Unsere je eigenen Biographien zeigen uns meist, dass wenn wir Krisen als Chancen zu erkennen bereit sind, gerade aus der "Asche" neues Leben erwachsen kann. Ich glaube, das gilt für uns, Institutionen und die Gesellschaft im weiteren Sinne.

 

In einer Epoche, in der wir gewohnt waren, immer alles sofort zu erhalten, müssen wir plötzlich innehalten und bemerken, dass uns heute oft nur noch die Sehnsucht bleibt.

 

Vielleicht aber benötigen unsere Herzen gerade dies, ein sich Ausstrecken nach dem, was uns übersteigt, eine Sehnsucht haben, ein Verlangen. Vielleicht erweist es sich als wertvoll, wenn wir zeitweise wieder mehr ersehnen als erhalten; wenn wir mehr erhoffen als besitzen; wenn wir mehr vertrauen als bestätigt zu wissen, ... vielleicht zeigt sich gerade diese Zeit, obgleich es eine schreckliche Zeit ist, vor allem für die Kranken und die Menschen in den Risikogruppen oder in Notlagen, nach dem Sturm als eine gnadenreiche Zeit. Eine gute Zeit, die Prioritäten zu überdenken und wieder ins Lot zu bringen.

 

Welches sind die Lehren, die wir aus der Corona-Krise ziehen sollten?

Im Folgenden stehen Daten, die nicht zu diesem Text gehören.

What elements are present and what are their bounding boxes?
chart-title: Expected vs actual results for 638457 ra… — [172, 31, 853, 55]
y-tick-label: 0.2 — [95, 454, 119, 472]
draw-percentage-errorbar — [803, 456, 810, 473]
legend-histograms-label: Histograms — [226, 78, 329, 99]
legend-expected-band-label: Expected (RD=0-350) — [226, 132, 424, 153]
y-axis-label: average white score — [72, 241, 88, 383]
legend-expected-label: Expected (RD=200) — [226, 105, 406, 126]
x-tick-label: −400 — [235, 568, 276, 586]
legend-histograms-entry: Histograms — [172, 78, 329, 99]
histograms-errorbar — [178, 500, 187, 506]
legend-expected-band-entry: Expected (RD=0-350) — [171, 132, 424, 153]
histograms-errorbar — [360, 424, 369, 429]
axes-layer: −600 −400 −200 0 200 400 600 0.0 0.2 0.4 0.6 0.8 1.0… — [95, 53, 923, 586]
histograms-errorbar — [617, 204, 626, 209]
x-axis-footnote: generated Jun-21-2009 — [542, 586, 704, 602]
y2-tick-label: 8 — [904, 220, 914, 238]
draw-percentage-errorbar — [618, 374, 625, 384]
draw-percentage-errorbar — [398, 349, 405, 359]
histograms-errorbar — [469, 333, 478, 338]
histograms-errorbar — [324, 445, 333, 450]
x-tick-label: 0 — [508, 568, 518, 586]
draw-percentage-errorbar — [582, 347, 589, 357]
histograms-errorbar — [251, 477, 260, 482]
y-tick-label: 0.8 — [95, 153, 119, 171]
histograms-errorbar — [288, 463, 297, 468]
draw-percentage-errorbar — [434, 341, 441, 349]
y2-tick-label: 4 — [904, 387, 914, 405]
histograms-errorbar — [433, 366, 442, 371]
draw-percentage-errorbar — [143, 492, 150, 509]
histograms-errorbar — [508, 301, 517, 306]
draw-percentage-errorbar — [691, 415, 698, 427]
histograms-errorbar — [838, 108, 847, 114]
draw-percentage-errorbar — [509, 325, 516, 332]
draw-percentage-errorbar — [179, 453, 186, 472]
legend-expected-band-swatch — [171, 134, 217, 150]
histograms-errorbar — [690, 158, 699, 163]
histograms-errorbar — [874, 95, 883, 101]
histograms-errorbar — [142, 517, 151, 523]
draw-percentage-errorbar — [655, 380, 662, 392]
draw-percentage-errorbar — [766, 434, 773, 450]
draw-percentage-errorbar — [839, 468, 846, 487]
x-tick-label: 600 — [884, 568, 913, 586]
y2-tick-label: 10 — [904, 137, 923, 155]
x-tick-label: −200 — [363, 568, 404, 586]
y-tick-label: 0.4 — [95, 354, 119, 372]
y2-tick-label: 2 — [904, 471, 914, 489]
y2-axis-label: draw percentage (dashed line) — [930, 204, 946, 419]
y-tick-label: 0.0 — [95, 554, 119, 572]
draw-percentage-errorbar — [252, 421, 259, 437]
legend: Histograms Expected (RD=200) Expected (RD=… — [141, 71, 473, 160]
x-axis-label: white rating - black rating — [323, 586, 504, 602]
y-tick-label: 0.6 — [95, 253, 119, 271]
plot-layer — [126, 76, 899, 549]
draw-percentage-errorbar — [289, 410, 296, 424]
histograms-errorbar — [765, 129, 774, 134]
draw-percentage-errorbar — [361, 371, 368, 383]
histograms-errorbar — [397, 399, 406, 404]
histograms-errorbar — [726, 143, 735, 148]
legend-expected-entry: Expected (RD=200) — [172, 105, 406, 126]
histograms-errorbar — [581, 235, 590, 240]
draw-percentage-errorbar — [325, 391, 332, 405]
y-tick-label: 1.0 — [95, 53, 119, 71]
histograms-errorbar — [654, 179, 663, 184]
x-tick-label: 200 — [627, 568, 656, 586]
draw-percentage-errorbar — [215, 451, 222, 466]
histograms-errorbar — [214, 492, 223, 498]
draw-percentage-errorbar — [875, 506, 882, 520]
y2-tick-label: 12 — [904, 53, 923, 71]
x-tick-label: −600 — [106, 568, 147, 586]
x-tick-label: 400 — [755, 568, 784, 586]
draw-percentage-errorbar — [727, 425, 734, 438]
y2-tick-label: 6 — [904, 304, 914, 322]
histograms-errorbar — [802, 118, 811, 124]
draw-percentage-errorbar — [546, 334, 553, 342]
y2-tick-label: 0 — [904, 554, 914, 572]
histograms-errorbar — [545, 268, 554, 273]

Es wäre schön, wenn wir etwas von diesem demütigen Verhalten, das während der Corona-Krise sichtbar wurde, in die Nach-Corona-Zeit hinüberretten könnten und damit unsere Welt grundsätzlich menschlicher würde. Wenn ein wenig der erzwungenen Ruhe, Inaktivität und Stille Teil unseres Lebens würde, sodass wir wieder lernen, nicht nur an der geschäftigen Oberfläche unseres Seins zu verharren, sondern Zeit zu finden für unsere Lieben und Mitmenschen, wie auch für uns selbst und unsere wahren Lebensziele.

 

Wie lautet Dein Appell oder Leitsatz an die Öffentlichkeit?

Ich würde ganz einfach DANKE sagen! Danke allen, die im Leben ihrer Lieben und Nächsten einen Unterschied gemacht haben, vor allem auch denen, die sich selbst zu Gunsten der Anderen zurückgenommen und vielleicht gar grossen Risiken ausgesetzt haben, aber auch für die kleinen, alltäglichen Hilfsdienste, und sei es nur für ein Lächeln oder ein gutes Wort gegenüber einer einsamen Person. Sie alle sind die Helden dieser aussergewöhnlichen Zeit.

 

Zum Autor:

Josef Güntensper hat während rund 33 Jahren in der Finanzbranche im In- und Ausland gearbeitet. Anschliessend hat er, nach einem Abstecher ins monastische Umfeld, das Theologiestudium mit einem Masters Diplom abgeschlossen. Josef arbeitet nun hauptsächlich im Bereich der katholischen Pfarreiseelsorge im Raum Freiburg.